The numbers are looking pretty good at MasterCard International.
Worldwide dollar volume on MasterCard cards jumped by 20% last year, to $467.6 million. Card numbers grew by 13%, to 272.3 million. U.S. dollar volume was up 17%, to $202.4 billion.
Not obvious from the healthy, double-digit growth numbers is that MasterCard is losing ground to its California-based archrival, Visa International.
Based on full-year statistics from the two associations - MasterCard's for calendar years and Visa's for fiscal years - Visa's worldwide 1995 growth rate exceeded MasterCard's by eight percentage points.
In other words, Visa is gaining market share.
With Visa's global dollar volume running more than 60% ahead of MasterCard's, an eight-point growth differential can look especially daunting - or discouraging, as the case may be. Even in the previous two years, when MasterCard grew faster than Visa, the gap remained so wide as to overshadow MasterCard's gains.
The global card pie is getting bigger, but so is Visa's piece of it. If MasterCard can claim any clear advantage, it is in the Maestro on-line debit program, which has established itself in foreign markets ahead of Visa's Interlink.
The basic story is much the same domestically. In an analysis of total U.S. card volumes in the 1995 third quarter, The Nilson Report said Visa was the only general-purpose brand to exceed the industry's 22.2% year- over-year growth rate. Visa added 2.48 points to its market share, hitting 50%.
Visa U.S.A.'s 28.5% growth rate exceeded MasterCard's by 11.5 points, Discover's by 11.7, American Express' by 12.6, and Diners Club's by 20.9.
Visa, which has had the top market share since the 1970s and gained against MasterCard in most subsequent years, improved in the third quarter mainly on the strength of point of sale activity, "which is the real measure of solid growth and brand strength," said The Nilson Report, a newsletter published in Oxnard, Calif.
The key to MasterCard's future is in its brand strength, according to officials there.
"We don't focus on size," said Alan Heuer, president of MasterCard's U.S. region. "Our real purpose is to add value to the members by building superior brands and platforms."
While MasterCard has "a stronger commercial orientation than it may have had in the past" and has set "challenging goals for 1996 and 1997," Mr. Heuer said, numerical growth will be "an offshoot of our dedication to serving members."
Joseph Tripodi, executive vice president of global marketing, said MasterCard stands to gain brand power as an "acceptance mark" with a broader definition than it currently has in credit and debit payments.

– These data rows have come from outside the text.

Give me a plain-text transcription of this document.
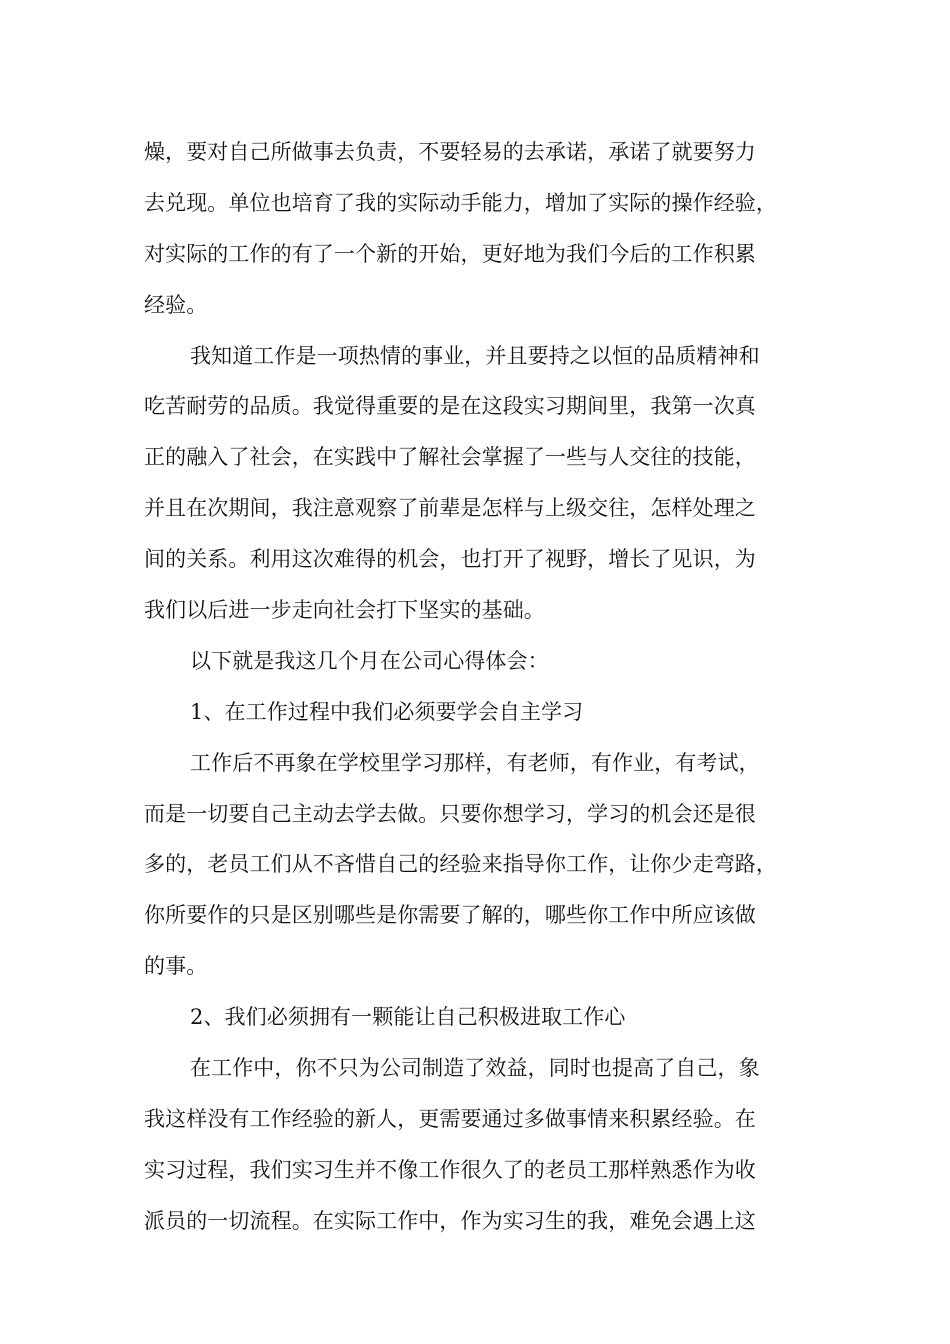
燥，要对自己所做事去负责，不要轻易的去承诺，承诺了就要努力
去兑现。单位也培育了我的实际动手能力，增加了实际的操作经验，
对实际的工作的有了一个新的开始，更好地为我们今后的工作积累
经验。
我知道工作是一项热情的事业，并且要持之以恒的品质精神和
吃苦耐劳的品质。我觉得重要的是在这段实习期间里，我第一次真
正的融入了社会，在实践中了解社会掌握了一些与人交往的技能，
并且在次期间，我注意观察了前辈是怎样与上级交往，怎样处理之
间的关系。利用这次难得的机会，也打开了视野，增长了见识，为
我们以后进一步走向社会打下坚实的基础。
以下就是我这几个月在公司心得体会：
1、在工作过程中我们必须要学会自主学习
工作后不再象在学校里学习那样，有老师，有作业，有考试，
而是一切要自己主动去学去做。只要你想学习，学习的机会还是很
多的，老员工们从不吝惜自己的经验来指导你工作，让你少走弯路，
你所要作的只是区别哪些是你需要了解的，哪些你工作中所应该做
的事。
2、我们必须拥有一颗能让自己积极进取工作心
在工作中，你不只为公司制造了效益，同时也提高了自己，象
我这样没有工作经验的新人，更需要通过多做事情来积累经验。在
实习过程，我们实习生并不像工作很久了的老员工那样熟悉作为收
派员的一切流程。在实际工作中，作为实习生的我，难免会遇上这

"Value exchange will have more and more to do with information, not just money, especially as we move to the chip in the card," Mr. Tripodi said. "For example, the chip could be used for secure access to people's computers, homes, and workplaces. The card becomes more integrated in people's lifestyles and not just for financial value exchange.
"I see MasterCard as a great brand name that can play an expanded role in people's lives."
Mr. Tripodi said MasterCard's advertising strategy in the second half of the year is aimed at establishing "a strong, simple, global brand personality."